Post # 1
My very good friend is about to make a huge mistake.
She has been “dating” a guy she met online for about 8 months. He is emotionally and physically unavailable. He never invites her out, never accepts invitations to meet her family, doesn’t tell her where he lives..etc. He keeps her on the hook by calling her “babe” and visiting her whenever HE wants. Makes plans/breaks them, etc…
Well guess what. He is now telling her that he is “suddenly” going into foreclosure and that he and his grandmother are going to be out on the street. He needs $7000. And she’s contemplating giving it to him!!!!!!!!!!!!!!!!!!
There are so many red flags, much more than I’ve mentioned, but she won’t see them. I’ve tried to reason with her but she is so insecure and has a big heart that she doesn’t listen. I feel like I’m watching a train wreck.
Post # 3
Have you talked with her yet-like the brutally honest, bitch what are you thinking kind of talk?
Post # 4
@Cougar09: Yikes, I don’t think you’ll get through to her. I think you go to the cops or other legal aid. This guy is a con artist for sure. Adding the ‘grandma’ to the homeless part is a nice touch.

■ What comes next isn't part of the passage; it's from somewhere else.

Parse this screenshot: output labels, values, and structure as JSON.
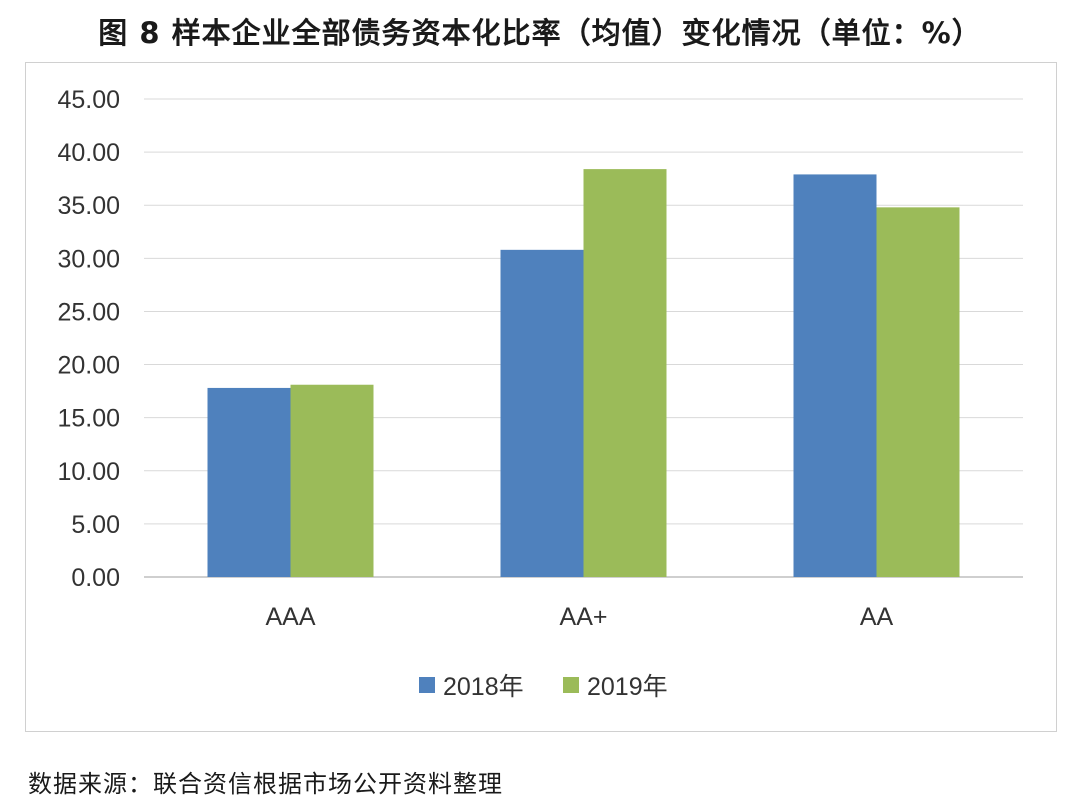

It always amazes me that there are people who so easily fall for this type of thing and don’t see the red flags. Usually though, they prey on the elderly. That she’s (I’m assuming) young and probably educated is surprising.
Post # 5
bitch what are you thinking kind of talk – this
Real friends dont need to suger coat shit! You call that women up and say LISTEN… don’t throw away 7gs.
Post # 6
probably not but I would at least try to get her to have him sign something regarding the loan and repayment promise in case she need to take his ass to court, but of course word it not like he’s an ass but just standard action with a large loan for her protection. And that if he refuses, that should be a huge indicator of why she should not lend him a single dime.
Post # 7
Tell her to watch a few sessions of Judge Judy. She will see many women who are so low in self-esteem that they lend money to men. Maybe she will recognize herself in some of their stories.
Post # 8
Hmmm Maybe not that brutal. It’s mostly along the lines of… What are you gonna do once you give it to him and he suddenly disappears, won’t answer your phone calls etc…
Good Idea though. Tough love. Thanks!
She feels guilty because she recently told him “I’ve got your back.”
Post # 9
@Cougar09: She. Doesnt. Know. Where. He. Lives.
seriously? that right there is enough to be like seee yaaa!
Post # 10
Maybe watch a movie together that demonstrates a healthy relationship over a freindship with some serious benefits.
Your a good friend for caring! Best of luck.
Post # 11
Hell no. Another vote for the “bitch what are you thinking” talk– I’d expect my friends to rip me a new one if I said I was considering this.
Post # 12
I’ve composed an e-mail that is a combination of “what are you thinking” along with some objective perspective examples of things she has told me… sort of holding up a mirror.
I tried to stress that I was just looking out for her. I hope it doesn’t ruin our friendship. But I can’t in good concience let her think I think this is a good idea for the sake of not offending her.
Post # 13
Instead of being negative, say that you support her, only if she does this the safest way possible, and then:
1. Let her read this thread
2. Remind her that a property going into foreclosure is many months behind in payments. Fine, if you were to hypothetically give him the $7,000 now, then how is he going to make the payments going forward AND afford to pay her back?
3. Get the name of a local attorney who will draft and execute a promissory note for her.
4. Have her tell her “BF” that in order for him to get the $7K, he’ll have to 1) let her run his credit report (this costs about $20) 2) sign the promissory note 3) make payments to her direct deposit from his bank to her bank 4)create an aggressive repyament schedule to have the full balance (with interest) paid back within 36 months.
If she just laughs it off, then let her make the mistake, stand back, and help pick up the pieces in a month.
Post # 14
I say give her the tough love. do you have mutual friends who can step in? maybe an intervention?
even if her mind is made up, sometimes a group of (supportive) friends telling her in person will help her realize how f-ed up this is.
I once had my mind 100% made up on something that was a bad idea, and was I dead set against listening to my friends. but my friends talked and talked until I finally understood. I was in tears, but it was worth it. and years later, I’m SO glad they talked me out of it!
Post # 15
@Cougar09: you are a good friend for caring to point all this stuff out to her and risk her being offended to the point it hurts your friendship. That is what good friends do. I hope she listens to you and am glad she’s only ‘contemplating’ it and didn’t just turn it over. The ‘contemplating’ makes me think that she (deep down) knows she maybe shouldn’t. I sure hope she listens to her friend who loves her!!!
Post # 16
You’ve got to be brutal, because if she’s invested herself emotionally with this guy she’s going to want to “help”. You need to rip off her rose tinted specs!!!